A high voltage solid state symmetric supercapacitor based on graphene–polyoxometalate hybrid electrodes with a hydroquinone doped hybrid gel-electrolyte

Abstract

In pursuit of high capacitance and high energy density storage devices, hybrid materials have quickly garnered well-deserved attention based on their power to merge complementary components and properties. Here, we report the fabrication of all-solid state symmetric supercapacitors (ASSSC) based on a double hybrid approach combining a hybrid electrode (reduced graphene oxide–phoshomolybdate, rGO–PMo₁₂) and a hybrid electrolyte (hydroquinone doped gel-electrolyte). To begin with, a high-performance hybrid electrode based on H₃PMo₁₂O₄₀ nanodots anchored onto rGO was prepared (rGO–PMo₁₂). Later, an all-solid state symmetric cell based on these rGO–PMo₁₂ electrodes, and making use of a polymer gel-electrolyte was assembled. This symmetric cell showed a significant improvement in cell performance. Indeed, it allowed for an extended potential window by 0.3 V that led to an energy density of 1.07 mW h cm⁻³. Finally, we combined these hybrid electrodes with a hybrid electrolyte incorporating an electroactive species. This is the first proof-of-design where a redox-active solid-state gel-electrolyte is applied to rGO–PMo₁₂ hybrid supercapacitors to accomplish a significant enhancement in the capacitance.
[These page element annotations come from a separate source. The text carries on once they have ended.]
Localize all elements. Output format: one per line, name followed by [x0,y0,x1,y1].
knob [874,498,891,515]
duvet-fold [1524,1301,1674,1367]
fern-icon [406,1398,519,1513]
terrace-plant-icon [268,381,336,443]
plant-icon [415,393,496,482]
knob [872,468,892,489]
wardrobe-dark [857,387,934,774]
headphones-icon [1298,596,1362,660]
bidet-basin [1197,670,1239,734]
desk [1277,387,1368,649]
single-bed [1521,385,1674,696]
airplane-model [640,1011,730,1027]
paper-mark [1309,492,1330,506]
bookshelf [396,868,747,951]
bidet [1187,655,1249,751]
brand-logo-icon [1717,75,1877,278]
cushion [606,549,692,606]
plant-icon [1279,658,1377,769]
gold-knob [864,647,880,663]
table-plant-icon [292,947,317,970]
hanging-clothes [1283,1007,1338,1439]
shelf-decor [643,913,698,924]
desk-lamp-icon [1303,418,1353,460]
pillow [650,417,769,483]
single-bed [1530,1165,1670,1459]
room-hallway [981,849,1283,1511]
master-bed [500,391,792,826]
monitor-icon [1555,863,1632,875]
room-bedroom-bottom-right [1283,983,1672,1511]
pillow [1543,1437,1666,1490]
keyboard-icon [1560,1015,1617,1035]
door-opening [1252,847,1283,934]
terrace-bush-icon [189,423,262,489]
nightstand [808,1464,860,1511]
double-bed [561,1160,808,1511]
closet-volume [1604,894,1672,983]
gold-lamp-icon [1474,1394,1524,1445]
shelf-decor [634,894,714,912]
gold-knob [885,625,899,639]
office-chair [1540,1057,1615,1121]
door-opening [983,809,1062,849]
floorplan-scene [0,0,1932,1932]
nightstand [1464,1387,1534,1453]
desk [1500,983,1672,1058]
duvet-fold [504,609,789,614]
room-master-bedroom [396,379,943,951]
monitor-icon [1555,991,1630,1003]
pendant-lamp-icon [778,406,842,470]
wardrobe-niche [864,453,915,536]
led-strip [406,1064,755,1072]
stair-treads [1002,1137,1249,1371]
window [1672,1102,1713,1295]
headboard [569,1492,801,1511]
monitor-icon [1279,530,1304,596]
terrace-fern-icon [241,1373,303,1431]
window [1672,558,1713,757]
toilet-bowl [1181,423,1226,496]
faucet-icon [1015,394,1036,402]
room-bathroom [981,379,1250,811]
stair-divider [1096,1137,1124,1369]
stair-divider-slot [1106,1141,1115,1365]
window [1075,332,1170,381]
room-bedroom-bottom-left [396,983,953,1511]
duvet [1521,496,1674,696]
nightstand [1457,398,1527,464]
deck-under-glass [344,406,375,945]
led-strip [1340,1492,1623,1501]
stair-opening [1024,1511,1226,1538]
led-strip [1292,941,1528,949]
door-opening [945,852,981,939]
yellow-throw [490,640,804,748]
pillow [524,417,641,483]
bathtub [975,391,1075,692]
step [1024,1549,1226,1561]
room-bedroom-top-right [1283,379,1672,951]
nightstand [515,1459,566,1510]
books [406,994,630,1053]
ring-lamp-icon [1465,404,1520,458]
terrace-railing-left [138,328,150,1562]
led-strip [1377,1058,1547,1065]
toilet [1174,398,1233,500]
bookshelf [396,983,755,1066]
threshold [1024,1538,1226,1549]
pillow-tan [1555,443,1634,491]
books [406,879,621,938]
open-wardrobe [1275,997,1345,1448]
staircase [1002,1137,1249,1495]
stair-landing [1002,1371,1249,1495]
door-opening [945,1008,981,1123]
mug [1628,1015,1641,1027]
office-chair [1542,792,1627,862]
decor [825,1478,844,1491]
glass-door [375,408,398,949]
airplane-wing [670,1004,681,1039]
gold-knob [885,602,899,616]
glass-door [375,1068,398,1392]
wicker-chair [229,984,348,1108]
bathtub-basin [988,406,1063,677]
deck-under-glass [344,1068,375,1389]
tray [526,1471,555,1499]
Strikingly, a further excellent increase in the device performance (energy density of 1.7 mW h cm⁻³) was realized with the hybrid electrode–hybrid electrolyte combination cell as compared to that of the conventional electrolyte cell. Thus, this unique symmetric device outclasses the high-voltage asymmetric counterparts under the same power and represents a noteworthy advance towards high energy density supercapacitors.